The New York Times this morning reports on the rise of an ultra-nationalistic, ultra-xenophobic, far-right movement in Japan:
The demonstrators appeared one day in December, just as children at an elementary school for ethnic Koreans were cleaning up for lunch. The group of about a dozen Japanese men gathered in front of the school gate, using bullhorns to call the students cockroaches and Korean spies.
Inside, the panicked students and teachers huddled in their classrooms, singing loudly to drown out the insults, as parents and eventually police officers blocked the protesters’ entry.

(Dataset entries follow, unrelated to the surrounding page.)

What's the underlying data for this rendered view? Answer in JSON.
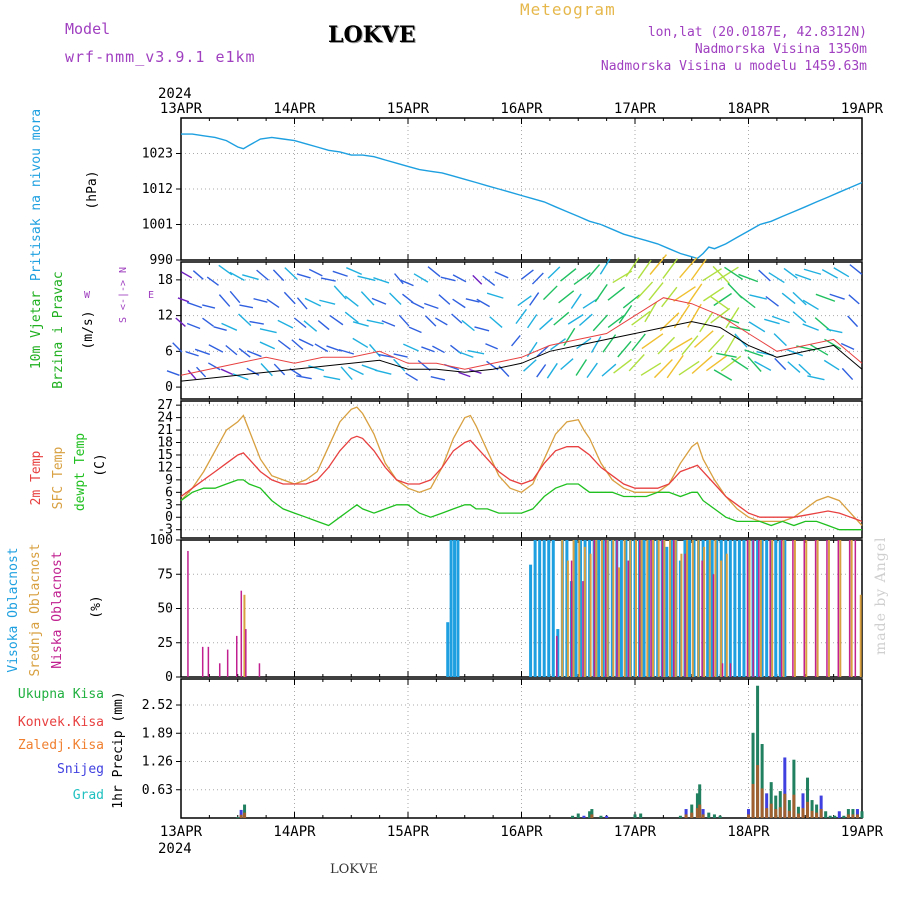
{
  "header": {
    "model_label": "Model",
    "model_version": "wrf-nmm_v3.9.1 e1km",
    "station": "LOKVE",
    "title": "Meteogram",
    "coords": "lon,lat (20.0187E, 42.8312N)",
    "elevation": "Nadmorska Visina 1350m",
    "model_elevation": "Nadmorska Visina u modelu 1459.63m"
  },
  "time_axis": {
    "year": "2024",
    "dates": [
      "13APR",
      "14APR",
      "15APR",
      "16APR",
      "17APR",
      "18APR",
      "19APR"
    ]
  },
  "footer": {
    "station": "LOKVE",
    "credit": "made by Angel"
  },
  "colors": {
    "pressure": "#1ea0e0",
    "temp2m": "#e84040",
    "sfc_temp": "#d8a040",
    "dewpt": "#20c020",
    "high_cloud": "#1ea0e0",
    "mid_cloud": "#d8a040",
    "low_cloud": "#c02090",
    "total_precip": "#20b040",
    "conv_precip": "#e84040",
    "frozen_precip": "#f08030",
    "snow": "#4040e0",
    "grad": "#20c0c0",
    "wind_label": "#20b020",
    "wind_legend": "#a040c0"
  },
  "chart_data": [
    {
      "type": "line",
      "id": "pressure",
      "ylabel": "Pritisak na nivou mora",
      "unit": "(hPa)",
      "yticks": [
        990,
        1001,
        1012,
        1023
      ],
      "ylim": [
        990,
        1034
      ],
      "x": [
        0,
        0.1,
        0.2,
        0.3,
        0.4,
        0.5,
        0.55,
        0.6,
        0.7,
        0.8,
        0.9,
        1,
        1.1,
        1.2,
        1.3,
        1.4,
        1.5,
        1.6,
        1.7,
        1.8,
        1.9,
        2,
        2.1,
        2.2,
        2.3,
        2.4,
        2.5,
        2.6,
        2.7,
        2.8,
        2.9,
        3,
        3.1,
        3.2,
        3.3,
        3.4,
        3.5,
        3.6,
        3.7,
        3.8,
        3.9,
        4,
        4.1,
        4.2,
        4.3,
        4.4,
        4.5,
        4.55,
        4.6,
        4.65,
        4.7,
        4.8,
        4.9,
        5,
        5.1,
        5.2,
        5.3,
        5.4,
        5.5,
        5.6,
        5.7,
        5.8,
        5.9,
        6
      ],
      "values": [
        1029,
        1029,
        1028.5,
        1028,
        1027,
        1025,
        1024.5,
        1025.5,
        1027.5,
        1028,
        1027.5,
        1027,
        1026,
        1025,
        1024,
        1023.5,
        1022.5,
        1022.5,
        1022,
        1021,
        1020,
        1019,
        1018,
        1017.5,
        1017,
        1016,
        1015,
        1014,
        1013,
        1012,
        1011,
        1010,
        1009,
        1008,
        1006.5,
        1005,
        1003.5,
        1002,
        1001,
        999.5,
        998,
        997,
        996,
        995,
        993.5,
        992,
        991,
        990.5,
        992,
        994,
        993.5,
        995,
        997,
        999,
        1001,
        1002,
        1003.5,
        1005,
        1006.5,
        1008,
        1009.5,
        1011,
        1012.5,
        1014
      ]
    },
    {
      "type": "line",
      "id": "wind",
      "ylabel": "10m Vjetar",
      "ylabel2": "Brzina i Pravac",
      "unit": "(m/s)",
      "legend_s": "S",
      "legend_n": "N",
      "legend_w": "W",
      "legend_e": "E",
      "legend_arrows": "<-|->",
      "yticks": [
        0,
        6,
        12,
        18
      ],
      "ylim": [
        -2,
        21
      ],
      "x": [
        0,
        0.25,
        0.5,
        0.75,
        1,
        1.25,
        1.5,
        1.75,
        2,
        2.25,
        2.5,
        2.75,
        3,
        3.25,
        3.5,
        3.75,
        4,
        4.25,
        4.5,
        4.75,
        5,
        5.25,
        5.5,
        5.75,
        6
      ],
      "values": [
        1,
        1.5,
        2,
        2.5,
        3,
        3.5,
        4,
        4.5,
        3,
        3,
        2.5,
        3,
        4,
        6,
        7,
        8,
        9,
        10,
        11,
        10,
        7,
        5,
        6,
        7,
        3
      ],
      "gust_values": [
        2,
        3,
        4,
        5,
        4,
        5,
        5,
        6,
        4,
        4,
        3,
        4,
        5,
        7,
        8,
        9,
        12,
        15,
        14,
        12,
        9,
        6,
        7,
        8,
        4
      ]
    },
    {
      "type": "line",
      "id": "temperature",
      "ylabel_a": "2m Temp",
      "ylabel_b": "SFC Temp",
      "ylabel_c": "dewpt Temp",
      "unit": "(C)",
      "yticks": [
        -3,
        0,
        3,
        6,
        9,
        12,
        15,
        18,
        21,
        24,
        27
      ],
      "ylim": [
        -5,
        28
      ],
      "x": [
        0,
        0.1,
        0.2,
        0.3,
        0.4,
        0.5,
        0.55,
        0.6,
        0.7,
        0.8,
        0.9,
        1,
        1.1,
        1.2,
        1.3,
        1.4,
        1.5,
        1.55,
        1.6,
        1.7,
        1.8,
        1.9,
        2,
        2.1,
        2.2,
        2.3,
        2.4,
        2.5,
        2.55,
        2.6,
        2.7,
        2.8,
        2.9,
        3,
        3.1,
        3.2,
        3.3,
        3.4,
        3.5,
        3.55,
        3.6,
        3.7,
        3.8,
        3.9,
        4,
        4.1,
        4.2,
        4.3,
        4.4,
        4.5,
        4.55,
        4.6,
        4.7,
        4.8,
        4.9,
        5,
        5.1,
        5.2,
        5.3,
        5.4,
        5.5,
        5.6,
        5.7,
        5.8,
        5.9,
        6
      ],
      "series": [
        {
          "name": "2m Temp",
          "values": [
            5,
            7,
            9,
            11,
            13,
            15,
            15.5,
            14,
            11,
            9,
            8,
            8,
            8,
            9,
            12,
            16,
            19,
            19.5,
            19,
            16,
            12,
            9,
            8,
            8,
            9,
            12,
            16,
            18,
            18.5,
            17,
            14,
            11,
            9,
            8,
            9,
            13,
            16,
            17,
            17,
            16,
            15,
            12,
            10,
            8,
            7,
            7,
            7,
            8,
            11,
            12,
            12.5,
            11,
            8,
            5,
            3,
            1,
            0,
            0,
            0,
            0,
            0.5,
            1,
            1.5,
            1,
            0,
            -1
          ]
        },
        {
          "name": "SFC Temp",
          "values": [
            4,
            7,
            11,
            16,
            21,
            23,
            24.5,
            21,
            14,
            10,
            9,
            8,
            9,
            11,
            17,
            23,
            26,
            26.5,
            25,
            20,
            13,
            9,
            7,
            6,
            7,
            12,
            19,
            24,
            24.5,
            22,
            16,
            10,
            7,
            6,
            8,
            14,
            20,
            23,
            23.5,
            21,
            19,
            13,
            9,
            7,
            6,
            6,
            6,
            8,
            13,
            17,
            18,
            14,
            9,
            5,
            2,
            0,
            -1,
            -1,
            -1,
            0,
            2,
            4,
            5,
            4,
            1,
            -2
          ]
        },
        {
          "name": "dewpt Temp",
          "values": [
            4,
            6,
            7,
            7,
            8,
            9,
            9,
            8,
            7,
            4,
            2,
            1,
            0,
            -1,
            -2,
            0,
            2,
            3,
            2,
            1,
            2,
            3,
            3,
            1,
            0,
            1,
            2,
            3,
            3,
            2,
            2,
            1,
            1,
            1,
            2,
            5,
            7,
            8,
            8,
            7,
            6,
            6,
            6,
            5,
            5,
            5,
            6,
            6,
            5,
            6,
            6,
            4,
            2,
            0,
            -1,
            -1,
            -1,
            -2,
            -1,
            -2,
            -1,
            -1,
            -2,
            -3,
            -3,
            -3
          ]
        }
      ]
    },
    {
      "type": "bar",
      "id": "clouds",
      "ylabel_a": "Visoka Oblacnost",
      "ylabel_b": "Srednja Oblacnost",
      "ylabel_c": "Niska Oblacnost",
      "unit": "(%)",
      "yticks": [
        0,
        25,
        50,
        75,
        100
      ],
      "ylim": [
        0,
        100
      ],
      "high_x": [
        2.35,
        2.38,
        2.41,
        2.44,
        3.08,
        3.12,
        3.16,
        3.2,
        3.24,
        3.28,
        3.32,
        3.36,
        3.4,
        3.44,
        3.48,
        3.52,
        3.56,
        3.6,
        3.64,
        3.68,
        3.72,
        3.76,
        3.8,
        3.84,
        3.88,
        3.92,
        3.96,
        4.0,
        4.04,
        4.08,
        4.12,
        4.16,
        4.2,
        4.24,
        4.28,
        4.32,
        4.36,
        4.4,
        4.44,
        4.48,
        4.52,
        4.56,
        4.6,
        4.64,
        4.68,
        4.72,
        4.76,
        4.8,
        4.84,
        4.88,
        4.92,
        4.96,
        5.0,
        5.04,
        5.08,
        5.12,
        5.16,
        5.2,
        5.24,
        5.28,
        5.32
      ],
      "high_values": [
        40,
        100,
        100,
        100,
        82,
        100,
        100,
        100,
        100,
        100,
        35,
        100,
        100,
        70,
        100,
        100,
        100,
        100,
        100,
        100,
        100,
        100,
        100,
        100,
        100,
        100,
        100,
        100,
        100,
        100,
        100,
        100,
        100,
        100,
        95,
        100,
        100,
        85,
        100,
        100,
        100,
        100,
        100,
        100,
        100,
        100,
        100,
        100,
        100,
        100,
        100,
        100,
        100,
        100,
        100,
        100,
        100,
        100,
        100,
        100,
        100
      ],
      "mid_x": [
        0.55,
        3.35,
        3.4,
        3.45,
        3.5,
        3.55,
        3.6,
        3.65,
        3.7,
        3.75,
        3.8,
        3.85,
        3.9,
        3.95,
        4.0,
        4.05,
        4.1,
        4.15,
        4.2,
        4.25,
        4.3,
        4.35,
        4.4,
        4.45,
        4.5,
        4.55,
        4.6,
        4.65,
        4.7,
        4.75,
        4.8,
        5.0,
        5.1,
        5.2,
        5.3,
        5.4,
        5.5,
        5.6,
        5.7,
        5.8,
        5.9,
        5.98
      ],
      "mid_values": [
        60,
        100,
        85,
        100,
        100,
        95,
        90,
        100,
        100,
        100,
        100,
        80,
        100,
        100,
        100,
        100,
        100,
        100,
        100,
        100,
        100,
        100,
        90,
        100,
        100,
        100,
        95,
        100,
        100,
        85,
        90,
        100,
        100,
        100,
        100,
        100,
        100,
        100,
        100,
        100,
        100,
        60
      ],
      "low_x": [
        0.07,
        0.2,
        0.25,
        0.35,
        0.42,
        0.5,
        0.54,
        0.58,
        0.7,
        3.32,
        3.45,
        3.55,
        3.65,
        3.75,
        3.85,
        3.95,
        4.05,
        4.15,
        4.25,
        4.35,
        4.45,
        4.6,
        4.7,
        4.78,
        4.85,
        5.0,
        5.05,
        5.1,
        5.2,
        5.3,
        5.4,
        5.5,
        5.6,
        5.7,
        5.8,
        5.9,
        5.95
      ],
      "low_values": [
        92,
        22,
        22,
        10,
        20,
        30,
        63,
        35,
        10,
        30,
        85,
        70,
        100,
        100,
        100,
        85,
        100,
        100,
        100,
        100,
        90,
        85,
        75,
        10,
        10,
        100,
        100,
        100,
        100,
        100,
        100,
        100,
        100,
        100,
        100,
        100,
        100
      ]
    },
    {
      "type": "bar",
      "id": "precip",
      "label_total": "Ukupna Kisa",
      "label_conv": "Konvek.Kisa",
      "label_frozen": "Zaledj.Kisa",
      "label_snow": "Snijeg",
      "label_grad": "Grad",
      "ylabel": "1hr Precip (mm)",
      "yticks": [
        0.63,
        1.26,
        1.89,
        2.52
      ],
      "ylim": [
        0,
        3.1
      ],
      "x": [
        0.5,
        0.53,
        0.56,
        3.45,
        3.5,
        3.55,
        3.6,
        3.62,
        3.7,
        3.75,
        4.0,
        4.05,
        4.4,
        4.45,
        4.5,
        4.55,
        4.57,
        4.6,
        4.65,
        4.7,
        4.75,
        5.0,
        5.04,
        5.08,
        5.12,
        5.16,
        5.2,
        5.24,
        5.28,
        5.32,
        5.36,
        5.4,
        5.44,
        5.48,
        5.52,
        5.56,
        5.6,
        5.64,
        5.68,
        5.72,
        5.76,
        5.8,
        5.84,
        5.88,
        5.92,
        5.96,
        6.0
      ],
      "values": [
        0.02,
        0.18,
        0.3,
        0.05,
        0.1,
        0.05,
        0.15,
        0.2,
        0.05,
        0.05,
        0.08,
        0.1,
        0.05,
        0.2,
        0.3,
        0.55,
        0.75,
        0.2,
        0.12,
        0.08,
        0.05,
        0.2,
        1.9,
        2.95,
        1.65,
        0.55,
        0.8,
        0.5,
        0.6,
        1.35,
        0.4,
        1.3,
        0.25,
        0.55,
        0.9,
        0.4,
        0.3,
        0.5,
        0.15,
        0.05,
        0.05,
        0.15,
        0.05,
        0.2,
        0.2,
        0.2,
        0.15
      ]
    }
  ]
}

According to the Times, these groups are largely organizing through the internet and are made up mostly of young men, either jobless or working menial jobs. And unlike traditional far-right Japanese groups (who generally cruise around Tokyo in paramilitary-dress on the backs of trucks painted to resemble infantry vehicles, but otherwise seem to leave people alone) the new rabble rousers aren’t concerned about looking like a pack of douchebags by openly harrasing groups of foreign born children:
Since first appearing last year, their protests have been directed at not only Japan’s half million ethnic Koreans, but also Chinese and other Asian workers, Christian churchgoers and even Westerners in Halloween costumes. In the latter case, a few dozen angrily shouting demonstrators followed around revelers waving placards that said, “This is not a white country.”
So where do these awful people draw inspiration for these acts of obnoxious stupidity? Well, I’m glad you asked:
Mr. Sakurai says the group is not racist, and rejected the comparison with neo-Nazis. Instead, he said he had modeled his group after another overseas political movement, the Tea Party in the United States. He said he had studied videos of Tea Party protests, and shared with the Tea Party an angry sense that his nation had gone in the wrong direction because it had fallen into the hands of leftist politicians, liberal media as well as foreigners.
Charming…. but not wholly unexpected. On the bright side, with our industrial sector decimated by decades of neglect and the rise of a lucrative, but ultimately parasitic financial sector, it’s nice to see American exports growing. Would have preferred to see us exporting something other than crypto-fascism, though.